We examined the effect of insulin and plasma amino acid concentrations on leucine kinetics in 15 healthy volunteers (age 22 ± 2 yrs) using the euglycemic insulin clamp technique and an infusion of [1-14C]leucine. Four different experimental conditions were examined: (a) study one, high insulin with reduced plasma amino acid concentrations; (b) study two, high insulin with maintenance of basal plasma amino acid concentrations; (c) study three, high insulin with elevated plasma amino acid concentrations; and (d) study four, basal insulin with elevated plasma amino acid concentrations. Data were analyzed using both the plasma leucine and alpha-ketoisocaproate (the alpha-ketoacid of leucine) specific activities. In study one total leucine flux, leucine oxidation, and nonoxidative leucine disposal (an index of whole body protein synthesis) all decreased (P < 0.01) regardless of the isotope model utilized.
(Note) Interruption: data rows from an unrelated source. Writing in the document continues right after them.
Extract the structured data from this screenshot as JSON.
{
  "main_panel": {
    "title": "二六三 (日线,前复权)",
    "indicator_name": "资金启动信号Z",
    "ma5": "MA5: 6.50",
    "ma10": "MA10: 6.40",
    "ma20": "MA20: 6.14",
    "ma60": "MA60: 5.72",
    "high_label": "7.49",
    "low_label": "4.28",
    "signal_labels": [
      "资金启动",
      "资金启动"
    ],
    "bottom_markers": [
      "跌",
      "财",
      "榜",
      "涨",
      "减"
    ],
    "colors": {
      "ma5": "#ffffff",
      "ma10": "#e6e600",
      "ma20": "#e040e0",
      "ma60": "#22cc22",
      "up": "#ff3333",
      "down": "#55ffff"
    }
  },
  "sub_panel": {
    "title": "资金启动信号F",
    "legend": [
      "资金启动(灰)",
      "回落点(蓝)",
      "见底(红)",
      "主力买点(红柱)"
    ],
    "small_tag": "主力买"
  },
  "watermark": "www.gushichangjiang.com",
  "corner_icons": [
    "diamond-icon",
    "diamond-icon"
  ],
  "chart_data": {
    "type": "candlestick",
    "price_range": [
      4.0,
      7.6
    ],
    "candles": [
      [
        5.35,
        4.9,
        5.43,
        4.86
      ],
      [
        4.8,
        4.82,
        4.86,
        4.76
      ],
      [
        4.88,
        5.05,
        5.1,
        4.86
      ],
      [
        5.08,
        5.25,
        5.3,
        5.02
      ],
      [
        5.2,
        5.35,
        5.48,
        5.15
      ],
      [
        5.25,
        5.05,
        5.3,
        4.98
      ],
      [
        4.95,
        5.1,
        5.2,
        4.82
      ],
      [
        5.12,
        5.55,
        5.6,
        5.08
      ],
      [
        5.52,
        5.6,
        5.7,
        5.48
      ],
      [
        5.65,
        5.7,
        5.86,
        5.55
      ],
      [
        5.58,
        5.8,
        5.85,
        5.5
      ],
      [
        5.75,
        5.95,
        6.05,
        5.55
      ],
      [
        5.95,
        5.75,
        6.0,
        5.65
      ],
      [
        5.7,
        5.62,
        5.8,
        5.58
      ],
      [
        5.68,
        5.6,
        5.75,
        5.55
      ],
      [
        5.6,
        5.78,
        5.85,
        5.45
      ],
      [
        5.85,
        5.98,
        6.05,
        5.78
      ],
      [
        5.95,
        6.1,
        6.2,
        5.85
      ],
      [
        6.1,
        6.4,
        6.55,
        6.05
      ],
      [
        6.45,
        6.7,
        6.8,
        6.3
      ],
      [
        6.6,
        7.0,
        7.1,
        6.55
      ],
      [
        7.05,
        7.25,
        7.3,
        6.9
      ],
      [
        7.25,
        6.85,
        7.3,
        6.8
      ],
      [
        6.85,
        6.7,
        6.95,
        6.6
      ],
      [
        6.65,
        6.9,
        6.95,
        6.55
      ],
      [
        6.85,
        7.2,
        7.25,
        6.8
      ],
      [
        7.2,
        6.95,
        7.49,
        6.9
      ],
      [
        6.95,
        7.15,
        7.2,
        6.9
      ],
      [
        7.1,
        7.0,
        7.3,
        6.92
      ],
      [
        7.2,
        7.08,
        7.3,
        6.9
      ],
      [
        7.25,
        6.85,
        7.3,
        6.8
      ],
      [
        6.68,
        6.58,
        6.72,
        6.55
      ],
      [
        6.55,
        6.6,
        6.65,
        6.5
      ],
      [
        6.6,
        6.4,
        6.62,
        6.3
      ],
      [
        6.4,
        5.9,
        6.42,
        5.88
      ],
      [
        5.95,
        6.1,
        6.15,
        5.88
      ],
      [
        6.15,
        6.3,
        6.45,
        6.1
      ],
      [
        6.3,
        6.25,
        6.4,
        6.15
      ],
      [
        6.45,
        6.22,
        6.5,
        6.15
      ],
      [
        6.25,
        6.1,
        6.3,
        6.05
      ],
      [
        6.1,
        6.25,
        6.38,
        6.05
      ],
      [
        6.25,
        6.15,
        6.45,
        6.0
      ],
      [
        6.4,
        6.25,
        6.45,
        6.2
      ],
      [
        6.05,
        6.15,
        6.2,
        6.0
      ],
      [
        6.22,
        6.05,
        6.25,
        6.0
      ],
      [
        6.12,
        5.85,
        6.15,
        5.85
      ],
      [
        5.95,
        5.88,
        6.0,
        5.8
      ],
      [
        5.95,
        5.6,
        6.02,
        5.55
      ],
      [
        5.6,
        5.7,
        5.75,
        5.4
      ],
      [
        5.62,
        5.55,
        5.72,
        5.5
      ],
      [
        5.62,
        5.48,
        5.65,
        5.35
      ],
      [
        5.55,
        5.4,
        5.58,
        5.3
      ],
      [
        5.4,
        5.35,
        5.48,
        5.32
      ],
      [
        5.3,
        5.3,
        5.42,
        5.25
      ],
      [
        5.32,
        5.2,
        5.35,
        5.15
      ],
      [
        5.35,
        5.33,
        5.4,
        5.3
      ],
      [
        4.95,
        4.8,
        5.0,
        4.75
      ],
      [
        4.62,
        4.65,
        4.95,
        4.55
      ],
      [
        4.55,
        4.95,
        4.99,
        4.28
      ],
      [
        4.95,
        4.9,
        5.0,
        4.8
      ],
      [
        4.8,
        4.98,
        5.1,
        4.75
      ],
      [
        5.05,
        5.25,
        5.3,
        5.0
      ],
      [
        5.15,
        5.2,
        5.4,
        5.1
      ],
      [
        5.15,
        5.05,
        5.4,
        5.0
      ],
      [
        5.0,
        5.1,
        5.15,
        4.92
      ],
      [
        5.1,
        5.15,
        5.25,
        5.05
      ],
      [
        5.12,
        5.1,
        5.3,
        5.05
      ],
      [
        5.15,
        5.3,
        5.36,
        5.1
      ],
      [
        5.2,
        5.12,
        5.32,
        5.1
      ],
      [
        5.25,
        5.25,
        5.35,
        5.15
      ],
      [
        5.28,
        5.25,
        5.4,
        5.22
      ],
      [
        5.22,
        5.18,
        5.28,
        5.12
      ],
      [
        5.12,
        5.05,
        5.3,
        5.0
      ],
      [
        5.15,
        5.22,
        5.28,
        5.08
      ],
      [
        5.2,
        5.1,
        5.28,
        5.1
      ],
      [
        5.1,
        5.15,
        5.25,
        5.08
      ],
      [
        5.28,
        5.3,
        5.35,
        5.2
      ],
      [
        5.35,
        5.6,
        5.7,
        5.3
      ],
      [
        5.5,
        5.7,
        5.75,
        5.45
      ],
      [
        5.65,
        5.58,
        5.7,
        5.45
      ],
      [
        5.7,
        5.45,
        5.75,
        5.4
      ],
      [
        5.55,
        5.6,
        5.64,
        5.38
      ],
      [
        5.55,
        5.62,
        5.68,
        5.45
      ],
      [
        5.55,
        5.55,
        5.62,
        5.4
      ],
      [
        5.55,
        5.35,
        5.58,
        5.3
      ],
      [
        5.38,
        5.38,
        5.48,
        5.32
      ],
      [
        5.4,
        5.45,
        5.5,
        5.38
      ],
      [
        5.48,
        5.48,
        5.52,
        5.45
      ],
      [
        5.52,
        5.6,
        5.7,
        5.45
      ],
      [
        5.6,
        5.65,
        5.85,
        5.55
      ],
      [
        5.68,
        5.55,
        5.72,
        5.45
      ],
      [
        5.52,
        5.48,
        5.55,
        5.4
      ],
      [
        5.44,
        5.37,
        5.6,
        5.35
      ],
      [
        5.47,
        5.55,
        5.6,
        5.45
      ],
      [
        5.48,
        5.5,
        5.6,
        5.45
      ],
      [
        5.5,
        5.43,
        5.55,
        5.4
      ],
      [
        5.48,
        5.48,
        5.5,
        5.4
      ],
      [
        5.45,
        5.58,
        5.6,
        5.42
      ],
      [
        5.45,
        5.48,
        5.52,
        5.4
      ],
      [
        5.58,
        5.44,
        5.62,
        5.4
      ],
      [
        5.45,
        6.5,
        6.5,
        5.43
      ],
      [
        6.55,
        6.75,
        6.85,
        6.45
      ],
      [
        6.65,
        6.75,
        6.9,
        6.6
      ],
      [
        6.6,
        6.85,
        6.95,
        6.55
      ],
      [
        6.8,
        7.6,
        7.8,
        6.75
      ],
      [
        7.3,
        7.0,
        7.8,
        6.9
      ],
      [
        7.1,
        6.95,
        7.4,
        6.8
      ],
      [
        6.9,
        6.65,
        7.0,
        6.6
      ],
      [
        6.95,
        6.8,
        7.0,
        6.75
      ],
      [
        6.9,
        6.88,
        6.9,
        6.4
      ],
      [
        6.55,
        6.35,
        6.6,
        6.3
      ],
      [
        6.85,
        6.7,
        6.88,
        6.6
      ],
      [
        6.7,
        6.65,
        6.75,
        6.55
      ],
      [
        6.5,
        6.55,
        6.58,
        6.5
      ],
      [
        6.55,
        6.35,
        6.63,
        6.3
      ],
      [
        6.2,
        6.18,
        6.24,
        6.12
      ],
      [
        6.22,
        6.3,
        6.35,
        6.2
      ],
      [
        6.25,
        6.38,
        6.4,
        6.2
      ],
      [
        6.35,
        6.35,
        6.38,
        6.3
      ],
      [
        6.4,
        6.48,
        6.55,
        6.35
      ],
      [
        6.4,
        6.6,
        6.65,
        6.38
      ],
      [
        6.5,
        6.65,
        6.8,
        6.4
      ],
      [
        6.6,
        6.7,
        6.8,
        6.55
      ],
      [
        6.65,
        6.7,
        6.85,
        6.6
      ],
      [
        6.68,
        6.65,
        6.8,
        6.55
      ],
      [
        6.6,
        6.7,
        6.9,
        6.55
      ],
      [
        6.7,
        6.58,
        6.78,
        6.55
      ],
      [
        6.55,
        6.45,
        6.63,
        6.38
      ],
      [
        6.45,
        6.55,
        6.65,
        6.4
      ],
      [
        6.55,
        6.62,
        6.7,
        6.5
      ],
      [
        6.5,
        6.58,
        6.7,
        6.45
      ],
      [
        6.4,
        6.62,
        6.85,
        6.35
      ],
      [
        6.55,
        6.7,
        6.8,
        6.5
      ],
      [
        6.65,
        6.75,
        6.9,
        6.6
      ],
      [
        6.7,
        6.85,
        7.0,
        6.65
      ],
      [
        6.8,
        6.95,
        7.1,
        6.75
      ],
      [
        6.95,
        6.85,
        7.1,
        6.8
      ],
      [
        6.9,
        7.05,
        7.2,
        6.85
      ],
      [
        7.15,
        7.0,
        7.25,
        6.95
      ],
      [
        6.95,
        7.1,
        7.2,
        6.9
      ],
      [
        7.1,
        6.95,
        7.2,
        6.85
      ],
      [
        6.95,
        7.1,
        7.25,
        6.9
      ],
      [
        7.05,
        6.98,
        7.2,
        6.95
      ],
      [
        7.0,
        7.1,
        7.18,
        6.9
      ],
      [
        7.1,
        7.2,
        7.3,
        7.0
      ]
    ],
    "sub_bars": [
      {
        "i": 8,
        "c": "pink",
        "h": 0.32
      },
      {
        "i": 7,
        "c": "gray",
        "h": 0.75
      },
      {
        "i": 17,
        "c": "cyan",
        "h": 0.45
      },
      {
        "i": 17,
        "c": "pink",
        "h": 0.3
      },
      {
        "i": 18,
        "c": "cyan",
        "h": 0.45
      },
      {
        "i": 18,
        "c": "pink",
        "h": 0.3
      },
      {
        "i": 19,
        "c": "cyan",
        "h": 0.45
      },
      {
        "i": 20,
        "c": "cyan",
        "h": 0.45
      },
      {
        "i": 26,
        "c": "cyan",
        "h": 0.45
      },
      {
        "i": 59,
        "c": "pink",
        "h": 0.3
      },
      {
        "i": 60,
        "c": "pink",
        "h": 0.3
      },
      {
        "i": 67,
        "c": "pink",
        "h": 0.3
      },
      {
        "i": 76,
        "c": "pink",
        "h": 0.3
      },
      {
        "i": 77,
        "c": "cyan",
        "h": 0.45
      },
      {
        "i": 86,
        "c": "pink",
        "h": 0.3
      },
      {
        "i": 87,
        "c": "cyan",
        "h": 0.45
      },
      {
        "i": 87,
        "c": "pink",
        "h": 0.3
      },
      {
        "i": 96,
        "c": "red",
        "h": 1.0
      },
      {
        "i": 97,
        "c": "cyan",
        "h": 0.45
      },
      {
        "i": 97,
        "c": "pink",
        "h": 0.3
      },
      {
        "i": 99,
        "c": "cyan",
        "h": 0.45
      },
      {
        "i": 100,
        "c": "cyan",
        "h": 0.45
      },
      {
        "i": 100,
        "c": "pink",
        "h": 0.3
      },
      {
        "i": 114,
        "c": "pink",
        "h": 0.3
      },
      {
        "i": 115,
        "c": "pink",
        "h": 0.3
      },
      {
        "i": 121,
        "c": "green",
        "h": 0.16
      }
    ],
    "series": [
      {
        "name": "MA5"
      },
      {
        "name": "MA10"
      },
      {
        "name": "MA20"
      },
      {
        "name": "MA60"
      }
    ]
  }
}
In study two leucine flux did not change, while leucine oxidation increased (P < 0.01) and nonoxidative leucine disposal was maintained at the basal rate; endogenous leucine flux (an index of whole body protein degradation) decreased (P < 0.01). In study three total leucine flux, leucine oxidation, and nonoxidative leucine disposal all increased (P < 0.001), while endogenous leucine flux decreased (P < 0.001). We conclude that: (a) hyperinsulinemia alone decreases plasma leucine concentration and inhibits endogenous leucine flux (protein breakdown), leucine oxidation, and nonoxidative leucine disposal (protein synthesis); (b) hyperaminoacidemia, whether in combination with hyperinsulinemia or with maintained basal insulin levels decreases endogenous leucine flux and stimulates both leucine oxidation and nonoxidative leucine disposal.